On the day of the execution, a van picks him up. He rides to H-5, the building that houses the electric chair. The inmate spends up to five hours sitting in a 6-by-9-foot holding cell adjacent to the death chamber. There are no windows. The aluminum cot and the toilet are cold. He eats his last meal there.
After dinner, his head is shaved, as is his right leg below the knee. He showers, in a single stall next to the cell. He puts on a new uniform. He may wait an hour or two more.
About 15 minutes before the execution, up to 30 witnesses are escorted into the viewing room. They sit on one of three wooden pews in front of a double-paned glass window. The electric chair is behind the glass, a microphone dangling from a cord above it.

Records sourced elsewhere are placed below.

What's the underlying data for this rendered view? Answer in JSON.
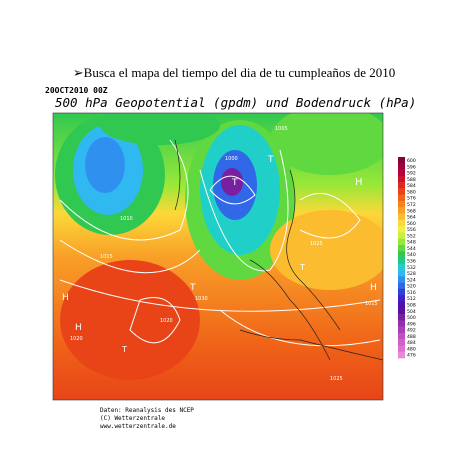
{
  "slide": {
    "title": "Busca el mapa del tiempo del dia de tu cumpleaños de 2010"
  },
  "map": {
    "timestamp": "20OCT2010 00Z",
    "heading": "500 hPa Geopotential (gpdm) und Bodendruck (hPa)",
    "labels": [
      "H",
      "H",
      "H",
      "H",
      "T",
      "T",
      "T",
      "T",
      "T",
      "1000",
      "1005",
      "1010",
      "1015",
      "1020",
      "1025",
      "1030",
      "1015",
      "1020",
      "1025"
    ],
    "legend": [
      {
        "value": 600,
        "color": "#8a003a"
      },
      {
        "value": 596,
        "color": "#a0003c"
      },
      {
        "value": 592,
        "color": "#b8003a"
      },
      {
        "value": 588,
        "color": "#cc1030"
      },
      {
        "value": 584,
        "color": "#dc2a20"
      },
      {
        "value": 580,
        "color": "#e84418"
      },
      {
        "value": 576,
        "color": "#f06418"
      },
      {
        "value": 572,
        "color": "#f48420"
      },
      {
        "value": 568,
        "color": "#f8a028"
      },
      {
        "value": 564,
        "color": "#fcbc30"
      },
      {
        "value": 560,
        "color": "#fcd838"
      },
      {
        "value": 556,
        "color": "#f0f040"
      },
      {
        "value": 552,
        "color": "#c8f040"
      },
      {
        "value": 548,
        "color": "#98e838"
      },
      {
        "value": 544,
        "color": "#60d840"
      },
      {
        "value": 540,
        "color": "#30c850"
      },
      {
        "value": 536,
        "color": "#20c890"
      },
      {
        "value": 532,
        "color": "#20d0c8"
      },
      {
        "value": 528,
        "color": "#30b8f0"
      },
      {
        "value": 524,
        "color": "#3090f0"
      },
      {
        "value": 520,
        "color": "#3068e8"
      },
      {
        "value": 516,
        "color": "#3040d8"
      },
      {
        "value": 512,
        "color": "#4020c8"
      },
      {
        "value": 508,
        "color": "#5010b0"
      },
      {
        "value": 504,
        "color": "#6010a0"
      },
      {
        "value": 500,
        "color": "#7820a0"
      },
      {
        "value": 496,
        "color": "#9030b0"
      },
      {
        "value": 492,
        "color": "#a840b8"
      },
      {
        "value": 488,
        "color": "#c050c0"
      },
      {
        "value": 484,
        "color": "#d060c8"
      },
      {
        "value": 480,
        "color": "#e070d0"
      },
      {
        "value": 476,
        "color": "#e888d8"
      }
    ]
  },
  "footer": {
    "lines": [
      "Daten: Reanalysis des NCEP",
      "(C) Wetterzentrale",
      "www.wetterzentrale.de"
    ]
  }
}
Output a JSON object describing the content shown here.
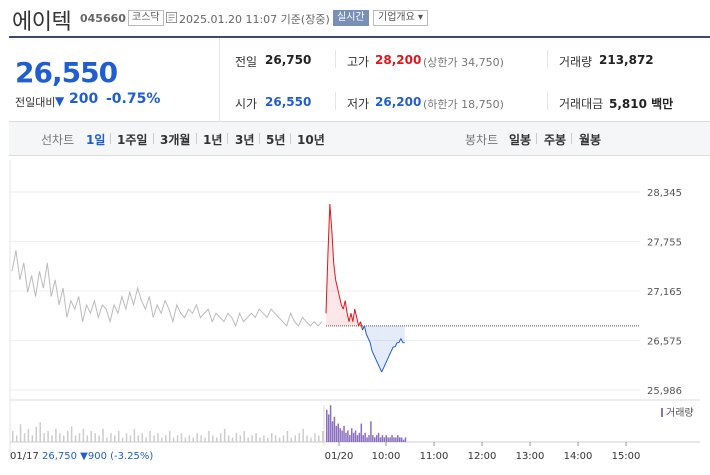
{
  "header": {
    "name": "에이텍",
    "code": "045660",
    "market": "코스닥",
    "datetime": "2025.01.20 11:07 기준(장중)",
    "realtime": "실시간",
    "company_info": "기업개요 ▾"
  },
  "summary": {
    "price": "26,550",
    "change_label": "전일대비",
    "change_value": "200",
    "change_pct": "-0.75%",
    "prev_label": "전일",
    "prev_value": "26,750",
    "high_label": "고가",
    "high_value": "28,200",
    "upper_limit": "(상한가 34,750)",
    "volume_label": "거래량",
    "volume_value": "213,872",
    "open_label": "시가",
    "open_value": "26,550",
    "low_label": "저가",
    "low_value": "26,200",
    "lower_limit": "(하한가 18,750)",
    "amount_label": "거래대금",
    "amount_value": "5,810 백만"
  },
  "toolbar": {
    "line_chart_label": "선차트",
    "periods": [
      "1일",
      "1주일",
      "3개월",
      "1년",
      "3년",
      "5년",
      "10년"
    ],
    "active_period": "1일",
    "candle_label": "봉차트",
    "candles": [
      "일봉",
      "주봉",
      "월봉"
    ]
  },
  "chart_data": {
    "type": "line",
    "ylim": [
      25986,
      28345
    ],
    "yticks": [
      "28,345",
      "27,755",
      "27,165",
      "26,575",
      "25,986"
    ],
    "xticks": [
      "01/20",
      "10:00",
      "11:00",
      "12:00",
      "13:00",
      "14:00",
      "15:00"
    ],
    "prev_close": 26750,
    "prev_day_label": "01/17",
    "prev_day_summary": "26,750 ▼900 (-3.25%)",
    "volume_legend": "거래량",
    "prev_day_series": [
      27400,
      27650,
      27300,
      27500,
      27150,
      27350,
      27100,
      27400,
      27200,
      27500,
      27100,
      27300,
      27000,
      27200,
      26850,
      27050,
      26950,
      27100,
      26800,
      27000,
      26900,
      27050,
      26850,
      27000,
      26950,
      26800,
      27000,
      26900,
      27100,
      26950,
      27150,
      27000,
      27200,
      27050,
      26950,
      27100,
      26850,
      27000,
      26900,
      27050,
      26950,
      26800,
      27000,
      26900,
      26850,
      26950,
      26900,
      27000,
      26850,
      26900,
      26950,
      26800,
      26900,
      26850,
      26800,
      26900,
      26850,
      26750,
      26900,
      26800,
      26850,
      26900,
      26850,
      26950,
      26900,
      26850,
      26950,
      26900,
      26850,
      26800,
      26750,
      26900,
      26800,
      26750,
      26850,
      26800,
      26750,
      26800,
      26750,
      26800
    ],
    "today_series": [
      26900,
      27600,
      28200,
      27900,
      27500,
      27300,
      27200,
      27100,
      27000,
      26950,
      27050,
      26900,
      26800,
      26900,
      26800,
      26950,
      26850,
      26750,
      26800,
      26700,
      26750,
      26650,
      26600,
      26550,
      26450,
      26400,
      26350,
      26300,
      26250,
      26200,
      26250,
      26300,
      26350,
      26400,
      26450,
      26500,
      26500,
      26550,
      26550,
      26600,
      26550,
      26550
    ]
  }
}
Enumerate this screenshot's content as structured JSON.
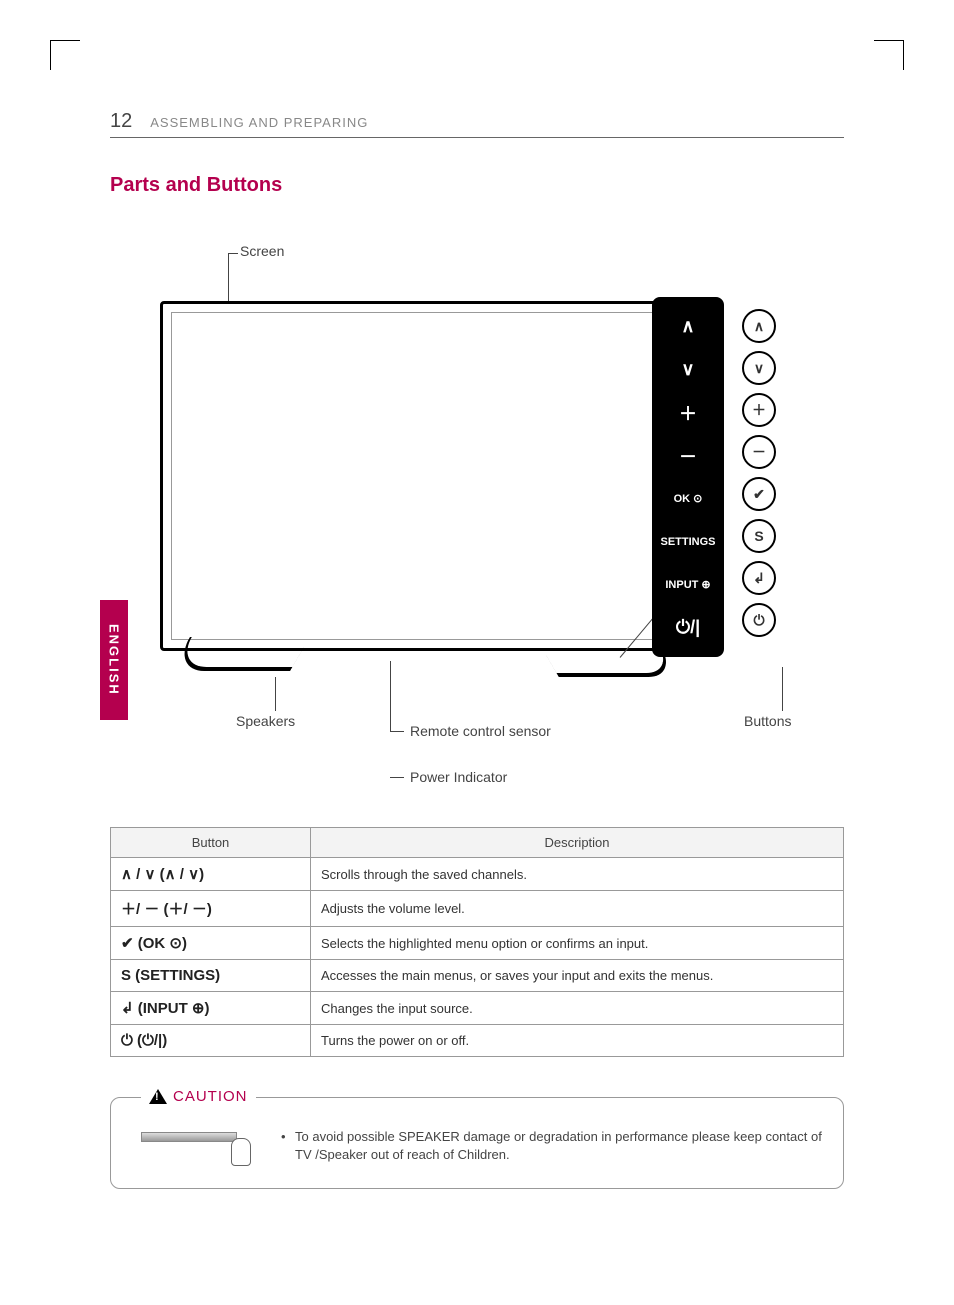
{
  "header": {
    "page_number": "12",
    "section": "ASSEMBLING AND PREPARING"
  },
  "section_title": "Parts and Buttons",
  "language_tab": "ENGLISH",
  "diagram_labels": {
    "screen": "Screen",
    "speakers": "Speakers",
    "remote_sensor": "Remote control sensor",
    "power_indicator": "Power Indicator",
    "buttons": "Buttons"
  },
  "panel": {
    "items": [
      {
        "left": "∧",
        "right": "∧"
      },
      {
        "left": "∨",
        "right": "∨"
      },
      {
        "left": "＋",
        "right": "＋"
      },
      {
        "left": "－",
        "right": "－"
      },
      {
        "left": "OK ⊙",
        "right": "✔"
      },
      {
        "left": "SETTINGS",
        "right": "S"
      },
      {
        "left": "INPUT ⊕",
        "right": "↲"
      },
      {
        "left": "⏻/|",
        "right": "⏻"
      }
    ]
  },
  "table": {
    "headers": {
      "button": "Button",
      "description": "Description"
    },
    "rows": [
      {
        "button": "∧ / ∨ (∧ / ∨)",
        "description": "Scrolls through the saved channels."
      },
      {
        "button": "＋/ － (＋/ －)",
        "description": "Adjusts the volume level."
      },
      {
        "button": "✔ (OK ⊙)",
        "description": "Selects the highlighted menu option or confirms an input."
      },
      {
        "button": "S (SETTINGS)",
        "description": "Accesses the main menus, or saves your input and exits the menus."
      },
      {
        "button": "↲ (INPUT ⊕)",
        "description": "Changes the input source."
      },
      {
        "button": "⏻ (⏻/|)",
        "description": "Turns the power on or off."
      }
    ]
  },
  "caution": {
    "label": "CAUTION",
    "text": "To avoid possible SPEAKER damage or degradation in performance please keep contact of TV /Speaker out of reach of Children."
  },
  "colors": {
    "accent": "#b4004e",
    "border": "#999999",
    "text": "#444444",
    "bg": "#ffffff",
    "header_bg": "#f3f3f3"
  }
}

The inmate gives his final statement, which is tape recorded, in the holding cell, just before he leaves for the death chamber. He walks out of the cell and looks up. There, set about 4 feet into the ceiling, is a tiny window. It is his last look at the sky. He takes maybe eight steps to the chair. He steps onto the platform where it sits, all shiny pine and brown leather. A group of men quickly tighten and buckle straps across his waist, wrists, thighs and ankles. They crank a metal knob behind him to push him forward and tighten the slack.